Only Homo sapiens seemed blessed with the idle prefrontal cortex and nimble prehensile thumbs necessary to invent erotic paraphernalia. Or perhaps Homo habilis, the famous Handy Man of two million years ago, if those ancestors got bored one day with their jobs in the rock-flaking industry:
“Flake, flake, flake.”
“There’s gotta be more to life.”
“Nobody ever died wishing he’d spent more time making sharp rocks.”
“What if you could make a tool for... something fun?”
I couldn’t imagine how chimps managed this evolutionary leap. But then, I couldn’t imagine what they were actually doing. Using blades of grass to tickle one another? Building heart-shaped beds of moss? Using stones for massages, or vines for bondage, or — well, I really had no idea, so I called Dr. McGrew, who is a professor at the University of Cambridge.
The tool for sex, he explained, is a leaf. Ideally a dead leaf, because that makes the most noise when the chimp clips it with his hand or his mouth.
“Males basically have to attract and maintain the attention of females,” Dr.
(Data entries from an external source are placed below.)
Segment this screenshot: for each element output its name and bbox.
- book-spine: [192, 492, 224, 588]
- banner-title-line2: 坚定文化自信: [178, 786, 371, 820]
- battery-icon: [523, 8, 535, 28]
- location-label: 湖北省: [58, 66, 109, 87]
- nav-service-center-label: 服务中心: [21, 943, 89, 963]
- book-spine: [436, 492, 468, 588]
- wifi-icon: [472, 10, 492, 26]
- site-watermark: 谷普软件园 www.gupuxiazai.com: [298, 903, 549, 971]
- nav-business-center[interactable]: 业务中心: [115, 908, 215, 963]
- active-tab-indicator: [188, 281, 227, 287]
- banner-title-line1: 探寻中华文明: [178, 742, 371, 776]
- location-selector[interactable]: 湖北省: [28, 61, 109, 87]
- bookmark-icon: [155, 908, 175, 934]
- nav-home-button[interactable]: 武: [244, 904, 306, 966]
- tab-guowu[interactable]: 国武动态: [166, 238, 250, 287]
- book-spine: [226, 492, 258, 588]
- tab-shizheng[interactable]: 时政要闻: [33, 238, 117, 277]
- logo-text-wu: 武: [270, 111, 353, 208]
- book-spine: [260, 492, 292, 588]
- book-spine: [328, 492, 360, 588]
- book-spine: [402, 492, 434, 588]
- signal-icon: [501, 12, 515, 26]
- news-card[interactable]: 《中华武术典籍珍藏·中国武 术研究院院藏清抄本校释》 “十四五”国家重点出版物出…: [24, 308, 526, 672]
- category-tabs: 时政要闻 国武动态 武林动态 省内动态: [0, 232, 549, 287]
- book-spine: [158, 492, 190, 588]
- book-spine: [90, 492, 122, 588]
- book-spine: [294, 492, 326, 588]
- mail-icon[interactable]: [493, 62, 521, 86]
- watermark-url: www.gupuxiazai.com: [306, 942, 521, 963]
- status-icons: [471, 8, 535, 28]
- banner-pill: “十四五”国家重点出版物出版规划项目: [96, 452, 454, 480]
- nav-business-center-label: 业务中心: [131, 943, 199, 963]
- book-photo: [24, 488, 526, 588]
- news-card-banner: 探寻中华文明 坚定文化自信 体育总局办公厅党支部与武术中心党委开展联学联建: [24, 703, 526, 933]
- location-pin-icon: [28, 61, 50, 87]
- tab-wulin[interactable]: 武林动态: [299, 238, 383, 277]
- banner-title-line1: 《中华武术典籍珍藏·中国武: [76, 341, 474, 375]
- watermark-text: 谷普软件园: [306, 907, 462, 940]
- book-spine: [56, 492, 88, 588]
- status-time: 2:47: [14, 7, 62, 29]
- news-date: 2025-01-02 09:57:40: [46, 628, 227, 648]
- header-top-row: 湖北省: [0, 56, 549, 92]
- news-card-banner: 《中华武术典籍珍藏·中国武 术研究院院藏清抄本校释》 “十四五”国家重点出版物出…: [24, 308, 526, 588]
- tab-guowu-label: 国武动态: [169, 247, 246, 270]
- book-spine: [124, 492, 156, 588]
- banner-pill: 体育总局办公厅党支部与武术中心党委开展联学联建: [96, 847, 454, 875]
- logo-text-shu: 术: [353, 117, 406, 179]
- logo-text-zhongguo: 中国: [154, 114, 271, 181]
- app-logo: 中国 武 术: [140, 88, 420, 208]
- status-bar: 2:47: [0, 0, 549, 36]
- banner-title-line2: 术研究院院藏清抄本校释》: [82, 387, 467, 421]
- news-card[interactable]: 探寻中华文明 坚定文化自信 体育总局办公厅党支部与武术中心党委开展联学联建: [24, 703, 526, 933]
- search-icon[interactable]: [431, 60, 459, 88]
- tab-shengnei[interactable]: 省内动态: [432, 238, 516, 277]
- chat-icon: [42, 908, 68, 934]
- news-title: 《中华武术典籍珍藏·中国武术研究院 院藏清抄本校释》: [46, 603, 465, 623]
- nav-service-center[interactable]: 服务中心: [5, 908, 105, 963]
McGrew said. “One way to do this is leaf clipping. It makes a rasping sound. Imagine tearing a piece of paper that’s brittle or dry. The sound is nothing spectacular, but it’s distinctive.”
O.K., a distinctive sound. Where does the sex come in?
“The male will pluck a leaf, or a set of leaves, and sit so the female can see him. He spreads his legs so the female sees the erection, and he tears the leaf bit by bit down the midvein of the leaf, dropping the pieces as he detaches them. Sometimes he’ll do half a dozen leaves until she notices.”
And then?
“Presumably she sees the erection and puts two and two together, and if she’s interested, she’ll typically approach and present her back side, and then they’ll mate.”
My first reaction, as a chauvinistic human, was to dismiss the technology as laughably primitive — too crude to even qualify as a proper sex tool. But Dr. McGrew said it met anthropologists’ definition of a tool: “He’s using a portable object to obtain a goal. In this case, the goal is not food but mating.”
Put that way, you might see this chimp as the equivalent of a human (wearing pants, one hopes) trying to attract women by driving around with a car thumping out 120-decibel music. But until researchers are able to find a woman who admits to being anything other than annoyed by guys in boom cars, these human tools must be considered evolutionary dead ends.
By contrast, the leaf-clipping chimps seem more advanced, practically debonair. But it would be fairer to compare the clipped leaf with the most popular human sex tool, which we can now identify thanks to the academic research described last year by my colleague Michael Winerip. The researchers found that the vibrator, considered taboo a few decades ago, had become one of the most common household appliances in the United States. Slightly more than half of all women, and almost half of men, reported having used one, and they weren’t giving each other platonic massages.
Leaf-clipping, meanwhile, has remained a local fetish among chimpanzees. The sexual strategy has been spotted at a colony in Tanzania but not in most other groups. There has been nothing comparable to the evolution observed in distributors of human sex tools: from XXX stores to chains of cutely named boutiques (Pleasure Chest, Good Vibrations) to mass merchants like CVS and Wal-Mart.
So let us, as Louis Leakey suggested, salvage some dignity by redefining humanity. We may not be the only tool-making species, but no one else possesses our genius for marketing. We reign supreme, indeed unrivaled, as the planet’s only tool-retailing species.
Now let’s see how long we hold on to that title.